U.S. Attorney’s Office July 10, 2009
  • Eastern District of New York (718) 254-7000

Darin Demizio, a former Executive Director at Morgan Stanley and the head of its domestic securities lending desk, was sentenced today to 38 months’ imprisonment, and three years of supervised release for conspiring to commit securities fraud and wire fraud and making a false statement to agents of the Federal Bureau of Investigation. On March 20, 2009, following a two-week trial, a federal jury in Brooklyn convicted DeMizio on all counts in the indictment. The trial and sentencing proceeding were held before United States District Judge John Gleeson.

The sentence was announced by Benton J. Campbell, United States Attorney for the Eastern District of New York.

As established at trial, throughout the 1990s and until 2003, Demizio, a former Executive Director at Morgan Stanley and the head of its domestic securities lending desk, routinely directed Morgan Stanley securities lending business to smaller brokerage firms and finder firms in exchange for kickbacks paid to Demizio’s father and brother, Craig Demizio.

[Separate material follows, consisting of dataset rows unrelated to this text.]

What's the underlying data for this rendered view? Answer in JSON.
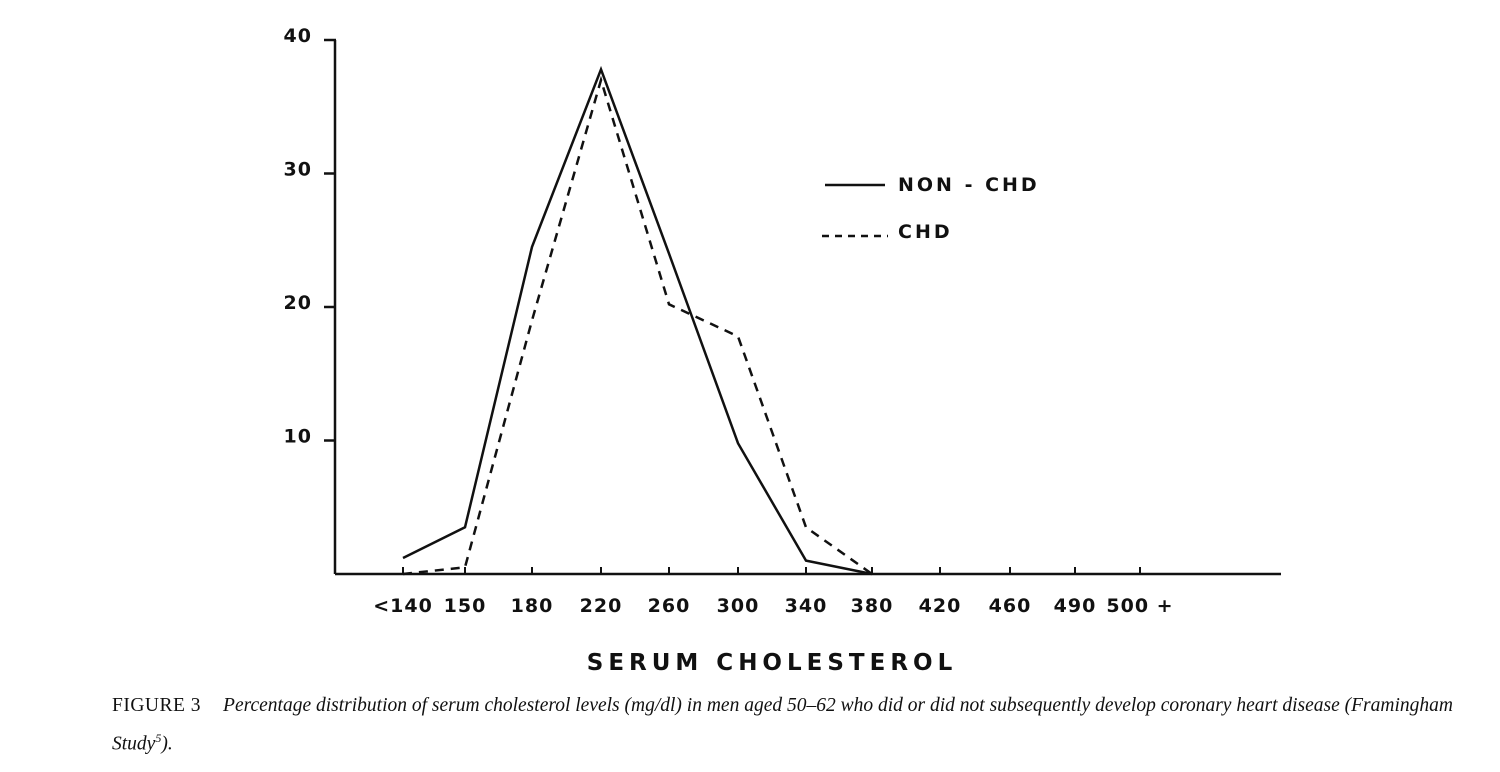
{
  "chart_data": {
    "type": "line",
    "categories": [
      "<140",
      "150",
      "180",
      "220",
      "260",
      "300",
      "340",
      "380",
      "420",
      "460",
      "490",
      "500 +"
    ],
    "y_ticks": [
      "10",
      "20",
      "30",
      "40"
    ],
    "ylim": [
      0,
      40
    ],
    "xlabel": "SERUM CHOLESTEROL",
    "ylabel": "",
    "grid": false,
    "legend_position": "top-right",
    "series": [
      {
        "name": "NON - CHD",
        "style": "solid",
        "values": [
          1.2,
          3.5,
          24.5,
          37.8,
          24.0,
          9.8,
          1.0,
          0.0,
          0.0,
          0.0,
          0.0,
          0.0
        ]
      },
      {
        "name": "CHD",
        "style": "dashed",
        "values": [
          0.0,
          0.5,
          19.0,
          37.0,
          20.2,
          17.8,
          3.5,
          0.0,
          0.0,
          0.0,
          0.0,
          0.0
        ]
      }
    ]
  },
  "caption": {
    "label": "FIGURE 3",
    "text": "Percentage distribution of serum cholesterol levels (mg/dl) in men aged 50–62 who did or did not subsequently develop coronary heart disease (Framingham Study",
    "superscript": "5",
    "end": ")."
  }
}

Between January 2000 and January 2004 alone, the kickbacks totaled over $1.6 million. The payments were disguised to appear as finder fees when, in reality, Demizio’s father and brother had done little if any work as finders in connection with the securities lending transactions for which they were paid. Demizio’s brother, Craig Demizio, previously pleaded guilty to conspiracy to commit securities fraud and wire fraud, and on July 25, 2008, was sentenced to 21 months’ imprisonment.

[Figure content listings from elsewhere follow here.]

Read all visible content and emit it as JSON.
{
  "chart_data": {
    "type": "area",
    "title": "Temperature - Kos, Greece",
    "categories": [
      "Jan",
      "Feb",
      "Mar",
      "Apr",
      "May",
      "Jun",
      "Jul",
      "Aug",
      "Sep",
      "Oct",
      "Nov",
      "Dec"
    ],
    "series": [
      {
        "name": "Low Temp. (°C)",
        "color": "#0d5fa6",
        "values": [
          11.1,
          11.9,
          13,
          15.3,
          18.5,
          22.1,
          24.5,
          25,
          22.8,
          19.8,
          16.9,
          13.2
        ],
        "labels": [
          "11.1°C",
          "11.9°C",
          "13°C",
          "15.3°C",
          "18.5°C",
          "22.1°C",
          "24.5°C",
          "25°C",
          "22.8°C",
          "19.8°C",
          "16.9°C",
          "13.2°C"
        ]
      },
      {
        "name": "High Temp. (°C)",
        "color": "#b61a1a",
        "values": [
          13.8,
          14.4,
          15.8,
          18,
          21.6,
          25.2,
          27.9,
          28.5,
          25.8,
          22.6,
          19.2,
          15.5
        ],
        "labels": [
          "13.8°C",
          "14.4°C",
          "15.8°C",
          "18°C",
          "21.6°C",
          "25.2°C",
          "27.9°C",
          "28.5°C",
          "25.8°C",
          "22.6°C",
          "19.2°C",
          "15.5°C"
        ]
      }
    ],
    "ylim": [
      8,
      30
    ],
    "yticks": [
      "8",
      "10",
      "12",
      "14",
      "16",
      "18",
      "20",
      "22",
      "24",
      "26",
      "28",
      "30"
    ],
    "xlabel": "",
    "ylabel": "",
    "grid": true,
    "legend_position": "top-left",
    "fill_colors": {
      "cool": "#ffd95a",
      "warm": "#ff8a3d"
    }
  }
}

Demizio’s conviction marks the 29th conviction stemming from the Office’s ongoing industry-wide investigation into allegations of bribery and kickbacks in the securities lending business, also called the “stock-loan” industry. Securities firms often borrow and loan securities among themselves for a number of reasons, including facilitating short-sale transactions. Stock-loan “finders” can assist these firms by locating inventories of a given security and matching borrowers and lenders in stock-loan transactions. The continuing investigation disclosed that stock-loan traders at several large brokerage firms funneled millions of dollars in fraudulent “finder fees” to their co-conspirators, often where no finders’ services had been rendered, in exchange for cash bribes and, in some instances, payments to the traders, or the traders’ relatives. The defendants who previously pleaded guilty in this district to federal kickback and bribery schemes include former securities lending traders at A.G. Edwards and Sons, Inc.; Janney Montgomery Scott LLC; JP Morgan Chase; Kellner Dileo & Company, Inc.; Oppenheimer & Co., Inc.; Morgan Stanley; National Investors Services, also known as TD Waterhouse; Nomura Securities International Inc.; Pax Clearing Corporation; PFPC Worldwide; Schonfeld Securities; and Van der Moolen Specialists.

Mr. Campbell expressed his appreciation to the Federal Bureau of Investigation, the agency responsible for leading the government’s investigation, and thanked the Securities and Exchange Commission for its assistance.

The government’s case was prosecuted by Assistant United States Attorneys Kelly T. Currie, Winston Y. Chan, and Winston M. Paes.